I am new to Docker and confused about the concept of containerization. I wonder about the key difference between Docker container and Binder project. Here is the definition from Google search:
- A Docker container is a standardized, encapsulated environment that runs applications.
- A Binder or "Binder-ready repository" is a code repository that contains both code and content to run, and configuration files for the environment needed to run it.
Can anyone elaborate it a bit? Thanks!
CodePudding user response:
You confusion is understandable. Docker itself is a lot to follow and then adding in Binder, makes it even more complex if you look behind the curtain.
One big point to be aware of is that much of the use of MyBinder.org by a typical user is targeted at eliminating the need for those users to learn about Docker, Dockerfile syntax, and concepts of a container, etc.. The idea of the configuration files that you include to make your repository 'Binder-ready' is to make it easier to make a resulting container without the need for writing a dockerfile with the dockerfile syntax. You can more-or-less simply list the packages you need in requirements.txt
or environment.yml
and not deal with making a dockerfile while still getting those dependencies already installed in the container you end up working in. environment.yml
is a step above in complexity from requirements.txt
as the .yml
file has a syntax to it while requirements.txt
at it's most basic is simply a list. The active container the user gets at the end of the launch is not readily apparent to the typical user. Typically, they should go from launching a session to having the environment they specified on an active JupyterHub session on a remote computer.
Binder combines quite a bit of tech including docker to make things like MyBinder.org work. MyBinder.org is a public BinderHub. And a Binderhub is actually just a specialized JupyterHub running on a cluster that uses images to serve up containers to users.

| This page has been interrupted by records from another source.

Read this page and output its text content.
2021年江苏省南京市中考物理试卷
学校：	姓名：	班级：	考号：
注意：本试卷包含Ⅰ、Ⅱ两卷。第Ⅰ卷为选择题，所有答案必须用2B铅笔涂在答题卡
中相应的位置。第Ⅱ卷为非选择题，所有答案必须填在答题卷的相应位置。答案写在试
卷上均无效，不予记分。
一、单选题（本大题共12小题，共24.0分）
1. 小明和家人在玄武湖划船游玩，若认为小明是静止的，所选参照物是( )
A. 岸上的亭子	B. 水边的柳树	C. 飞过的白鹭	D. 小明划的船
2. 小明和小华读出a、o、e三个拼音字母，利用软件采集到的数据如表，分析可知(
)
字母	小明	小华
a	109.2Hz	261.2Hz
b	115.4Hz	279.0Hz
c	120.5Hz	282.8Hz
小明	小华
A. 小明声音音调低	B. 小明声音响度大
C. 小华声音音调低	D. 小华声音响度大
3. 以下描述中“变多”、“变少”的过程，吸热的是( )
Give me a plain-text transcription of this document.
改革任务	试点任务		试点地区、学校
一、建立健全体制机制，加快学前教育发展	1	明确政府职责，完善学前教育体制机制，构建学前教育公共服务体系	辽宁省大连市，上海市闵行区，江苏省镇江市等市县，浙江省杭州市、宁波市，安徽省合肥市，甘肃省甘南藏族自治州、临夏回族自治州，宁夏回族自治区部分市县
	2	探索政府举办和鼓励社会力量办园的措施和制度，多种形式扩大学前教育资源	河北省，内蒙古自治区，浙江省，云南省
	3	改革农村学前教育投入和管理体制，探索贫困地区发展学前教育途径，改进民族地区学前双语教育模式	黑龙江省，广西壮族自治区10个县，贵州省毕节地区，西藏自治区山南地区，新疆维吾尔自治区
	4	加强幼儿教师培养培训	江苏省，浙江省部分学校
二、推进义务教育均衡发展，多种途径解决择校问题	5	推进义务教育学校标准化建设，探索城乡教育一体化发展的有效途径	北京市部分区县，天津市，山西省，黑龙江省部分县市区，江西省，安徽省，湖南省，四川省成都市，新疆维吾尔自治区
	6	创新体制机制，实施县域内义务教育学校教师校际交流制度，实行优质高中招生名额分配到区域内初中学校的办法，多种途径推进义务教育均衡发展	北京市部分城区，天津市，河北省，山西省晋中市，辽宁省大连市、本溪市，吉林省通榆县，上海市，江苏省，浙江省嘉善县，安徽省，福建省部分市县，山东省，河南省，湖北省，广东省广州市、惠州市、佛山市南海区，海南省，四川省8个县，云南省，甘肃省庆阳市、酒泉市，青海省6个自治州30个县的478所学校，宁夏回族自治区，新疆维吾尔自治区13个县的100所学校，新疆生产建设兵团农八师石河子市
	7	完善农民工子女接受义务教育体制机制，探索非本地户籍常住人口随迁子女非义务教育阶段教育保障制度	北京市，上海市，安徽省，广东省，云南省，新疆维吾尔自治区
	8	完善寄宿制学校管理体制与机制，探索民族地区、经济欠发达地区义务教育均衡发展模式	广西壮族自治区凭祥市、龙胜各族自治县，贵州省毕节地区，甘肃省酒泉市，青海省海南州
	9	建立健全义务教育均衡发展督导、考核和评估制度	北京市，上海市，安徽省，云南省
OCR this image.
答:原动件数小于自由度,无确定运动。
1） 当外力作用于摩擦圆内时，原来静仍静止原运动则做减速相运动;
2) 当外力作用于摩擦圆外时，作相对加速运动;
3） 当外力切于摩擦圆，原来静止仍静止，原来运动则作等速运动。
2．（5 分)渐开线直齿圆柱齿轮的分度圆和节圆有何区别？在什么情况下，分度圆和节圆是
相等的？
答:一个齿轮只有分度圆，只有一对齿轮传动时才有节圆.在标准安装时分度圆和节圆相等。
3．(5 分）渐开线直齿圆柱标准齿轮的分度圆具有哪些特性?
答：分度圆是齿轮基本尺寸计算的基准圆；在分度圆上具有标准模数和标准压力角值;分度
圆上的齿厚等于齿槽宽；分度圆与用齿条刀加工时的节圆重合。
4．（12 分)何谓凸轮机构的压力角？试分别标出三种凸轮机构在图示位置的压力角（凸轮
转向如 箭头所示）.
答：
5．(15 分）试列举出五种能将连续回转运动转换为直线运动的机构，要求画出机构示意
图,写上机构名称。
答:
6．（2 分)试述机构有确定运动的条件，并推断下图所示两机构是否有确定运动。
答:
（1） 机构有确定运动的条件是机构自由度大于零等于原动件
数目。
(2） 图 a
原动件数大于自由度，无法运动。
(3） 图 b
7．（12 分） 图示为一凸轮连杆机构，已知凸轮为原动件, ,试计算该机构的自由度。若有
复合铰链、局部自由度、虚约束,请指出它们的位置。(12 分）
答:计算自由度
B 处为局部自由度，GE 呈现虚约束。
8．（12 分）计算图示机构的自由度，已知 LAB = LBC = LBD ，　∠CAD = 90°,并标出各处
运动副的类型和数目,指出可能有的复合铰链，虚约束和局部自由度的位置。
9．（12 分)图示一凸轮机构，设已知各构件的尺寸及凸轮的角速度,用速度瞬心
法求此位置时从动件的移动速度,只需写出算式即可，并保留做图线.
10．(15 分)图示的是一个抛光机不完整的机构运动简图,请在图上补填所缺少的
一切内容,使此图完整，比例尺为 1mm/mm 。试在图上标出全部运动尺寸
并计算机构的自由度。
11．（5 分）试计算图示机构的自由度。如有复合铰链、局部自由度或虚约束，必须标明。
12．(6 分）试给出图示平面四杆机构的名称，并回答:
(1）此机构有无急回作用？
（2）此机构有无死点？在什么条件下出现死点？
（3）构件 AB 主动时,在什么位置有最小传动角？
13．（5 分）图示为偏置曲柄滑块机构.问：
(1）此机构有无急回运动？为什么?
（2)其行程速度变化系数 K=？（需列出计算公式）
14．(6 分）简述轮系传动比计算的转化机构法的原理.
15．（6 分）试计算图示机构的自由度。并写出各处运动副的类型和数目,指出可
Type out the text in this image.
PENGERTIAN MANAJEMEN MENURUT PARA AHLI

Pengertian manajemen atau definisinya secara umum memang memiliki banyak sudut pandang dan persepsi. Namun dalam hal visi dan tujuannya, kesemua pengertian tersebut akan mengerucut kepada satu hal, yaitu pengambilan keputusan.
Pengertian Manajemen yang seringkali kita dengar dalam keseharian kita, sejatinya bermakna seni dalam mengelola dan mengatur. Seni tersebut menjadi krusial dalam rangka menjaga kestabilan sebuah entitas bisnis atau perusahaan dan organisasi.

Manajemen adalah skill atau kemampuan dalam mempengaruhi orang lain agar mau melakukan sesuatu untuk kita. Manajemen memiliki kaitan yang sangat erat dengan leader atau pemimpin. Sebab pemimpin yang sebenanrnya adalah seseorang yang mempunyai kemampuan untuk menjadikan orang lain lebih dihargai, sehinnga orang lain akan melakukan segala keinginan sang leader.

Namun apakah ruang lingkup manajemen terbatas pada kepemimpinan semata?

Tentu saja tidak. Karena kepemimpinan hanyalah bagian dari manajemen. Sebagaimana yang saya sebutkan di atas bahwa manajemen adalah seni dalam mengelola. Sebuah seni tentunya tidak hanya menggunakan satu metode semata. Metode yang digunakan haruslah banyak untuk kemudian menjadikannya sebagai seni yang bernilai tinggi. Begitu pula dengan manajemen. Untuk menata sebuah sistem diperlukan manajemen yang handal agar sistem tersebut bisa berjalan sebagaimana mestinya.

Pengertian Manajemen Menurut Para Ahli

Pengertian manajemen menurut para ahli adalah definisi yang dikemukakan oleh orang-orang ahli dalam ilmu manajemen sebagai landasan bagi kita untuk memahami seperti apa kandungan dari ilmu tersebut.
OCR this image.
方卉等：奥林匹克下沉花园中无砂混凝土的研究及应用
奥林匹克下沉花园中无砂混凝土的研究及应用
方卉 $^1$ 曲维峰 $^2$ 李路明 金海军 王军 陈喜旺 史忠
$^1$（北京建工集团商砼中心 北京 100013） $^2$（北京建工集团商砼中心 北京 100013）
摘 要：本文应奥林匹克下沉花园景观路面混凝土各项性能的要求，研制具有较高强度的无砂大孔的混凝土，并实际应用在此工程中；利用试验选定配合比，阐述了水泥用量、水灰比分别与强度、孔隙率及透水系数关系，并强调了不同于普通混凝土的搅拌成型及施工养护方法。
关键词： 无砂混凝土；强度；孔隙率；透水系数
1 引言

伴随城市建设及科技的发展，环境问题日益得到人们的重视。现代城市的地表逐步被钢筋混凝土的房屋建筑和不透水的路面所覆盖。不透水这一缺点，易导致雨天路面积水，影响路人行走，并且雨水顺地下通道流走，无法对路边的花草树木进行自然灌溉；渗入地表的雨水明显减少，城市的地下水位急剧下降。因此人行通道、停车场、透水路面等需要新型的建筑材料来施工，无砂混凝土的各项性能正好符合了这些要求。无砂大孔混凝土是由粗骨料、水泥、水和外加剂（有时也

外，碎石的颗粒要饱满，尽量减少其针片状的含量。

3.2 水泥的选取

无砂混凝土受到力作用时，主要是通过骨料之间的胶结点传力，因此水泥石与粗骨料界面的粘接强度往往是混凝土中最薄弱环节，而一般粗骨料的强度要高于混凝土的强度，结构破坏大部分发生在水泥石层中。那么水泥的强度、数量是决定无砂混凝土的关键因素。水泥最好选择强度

You can point a MyBinder.org at a repo and it will spin up a JupyterHub session with that content, and an environment based on any configuration files in the repository. If there aren't any configuration files, you'll have the content but it just gives you a default Python stack.
Binder uses repo2docker to take a repository and make it into something that can work with docker. You can run repo2docker yourself locally on your own machine and use the produced image to spawn a running container if you want.
The built images specify the environment on the JupyterHub you get from MyBinder.org has backing it. In fact, the session you get served from MyBinder.org is a running docker container running on a Kubernetes cluster.